Маан лишь однажды видел утопленника. Память, оказавшаяся вдруг необычайно послушной, выкинула информацию на поверхность, точно плоскую, в потемневших тонах, фотографию. Шесть лет назад его вызвали в Коррекционную колонию соседнего жилого блока. Самоубийство с подозрением на синдром Лунарэ. Маан мог бы послать любого инспектора — дело неважное, проформа, был покойник Гнильцом или нет, по большому счету уже не так и важно. Просто одна цифра в статистике поменяется на другую. Но в отделе никого не было, кроме дежурного, пришлось ехать самому.
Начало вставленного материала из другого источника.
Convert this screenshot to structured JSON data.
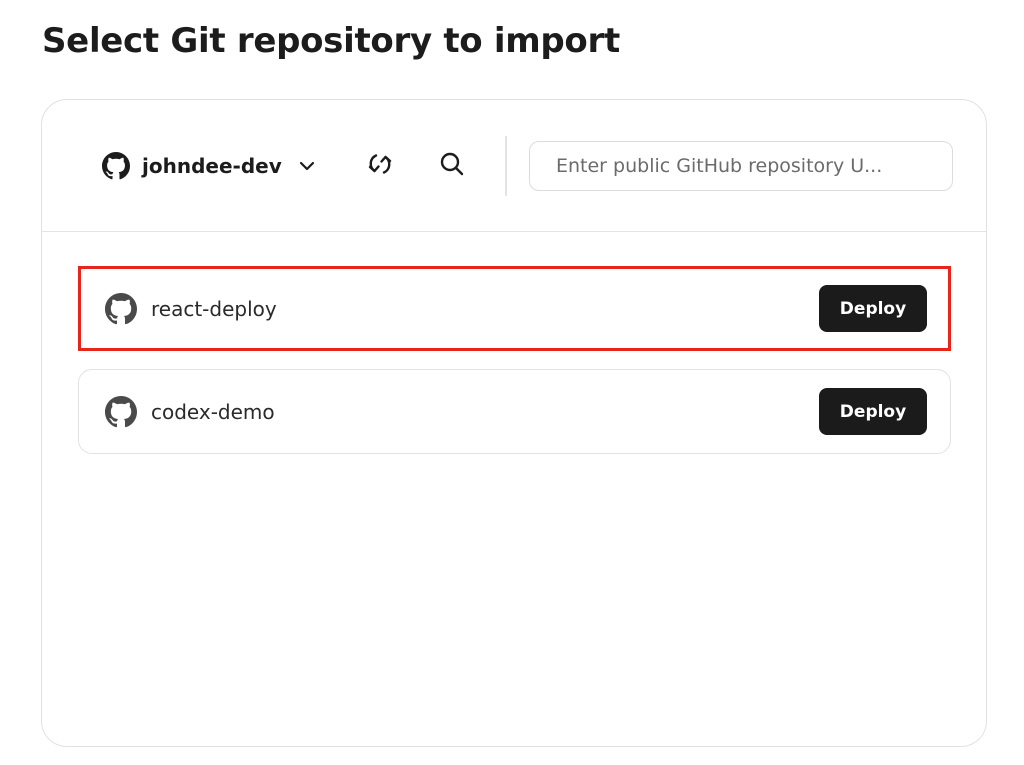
{
  "page": {
    "title": "Select Git repository to import"
  },
  "toolbar": {
    "account_name": "johndee-dev",
    "url_placeholder": "Enter public GitHub repository U..."
  },
  "repositories": [
    {
      "name": "react-deploy",
      "action_label": "Deploy",
      "highlighted": true
    },
    {
      "name": "codex-demo",
      "action_label": "Deploy",
      "highlighted": false
    }
  ],
  "icons": {
    "account": "github-icon",
    "account_dropdown": "chevron-down-icon",
    "refresh": "refresh-icon",
    "search": "search-icon",
    "repo": "github-icon"
  },
  "colors": {
    "highlight_border": "#e8251a",
    "button_bg": "#1b1b1b",
    "button_text": "#ffffff"
  }
}
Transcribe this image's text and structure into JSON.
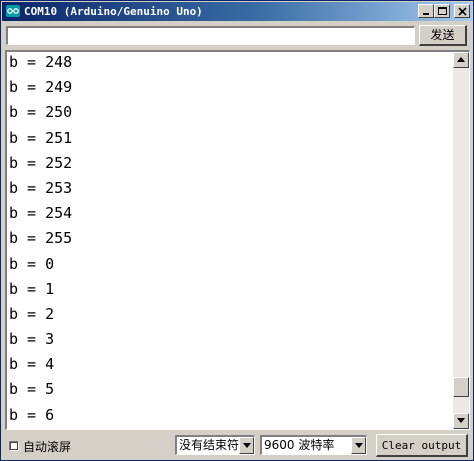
{
  "window": {
    "title": "COM10 (Arduino/Genuino Uno)"
  },
  "send": {
    "input_value": "",
    "button_label": "发送"
  },
  "output": {
    "lines": [
      "b = 248",
      "b = 249",
      "b = 250",
      "b = 251",
      "b = 252",
      "b = 253",
      "b = 254",
      "b = 255",
      "b = 0",
      "b = 1",
      "b = 2",
      "b = 3",
      "b = 4",
      "b = 5",
      "b = 6"
    ],
    "scroll_position": 0.95
  },
  "footer": {
    "autoscroll_label": "自动滚屏",
    "autoscroll_checked": false,
    "line_ending": "没有结束符",
    "baud_rate": "9600 波特率",
    "clear_label": "Clear output"
  },
  "icons": {
    "app": "arduino-logo-icon",
    "minimize": "minimize-icon",
    "maximize": "maximize-icon",
    "close": "close-icon"
  },
  "colors": {
    "titlebar_start": "#0a246a",
    "titlebar_end": "#a6caf0",
    "arduino_teal": "#009da5"
  }
}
Коррекционная колония — не самое приятное место даже для того, кому пришлось немало полазить в тесных смердящих лабиринтах трубопроводов и подземных гидропонических ферм. Там оказываются те, которые совершили проступок слишком серьезный чтобы отделаться просто социальным деклассированием. Убийцы, насильники, грабители-рецидивисты. Глядя на почерневшие лица построенных в шеренгу заключенных, и вдыхая непереносимый, дерущий носоглотку, запах хлорки, Маан, отвлекая разум от окружающего, думал лишь о том, каким образом, черт возьми, этому парню удалось свести счеты с жизнью — здесь, в этом холодном царстве начищенных, но мутных полов, забранных грубой решеткой окон и многотонных бронированных дверей. О том чтобы вскрыть вены не могло быть и речи — заключенные, содержащиеся здесь, были лишены права владеть каким бы то ни было имуществом, у них не было даже авторучек, которые можно было бы загнать в глотку, или канцелярских скрепок, острыми концами которых можно провертеть отверстие в вене. Посуда из мягкого пластика — такой не заточишь об пол, получив примитивное, но функциональное лезвие. Высокие, в четыре метра, потолки — даже раздобыв веревку, не повесишься. Стены здесь были обшиты плотной губчатой резиной, один из надзирателей сказал, что это ввели несколько лет назад, когда какой-то сообразительный парень из деклассированных, уставший, видимо, и от окружающего, и от себя самого, разбежавшись, разбил голову о стену, да так удачно, что рухнул мертвым на месте.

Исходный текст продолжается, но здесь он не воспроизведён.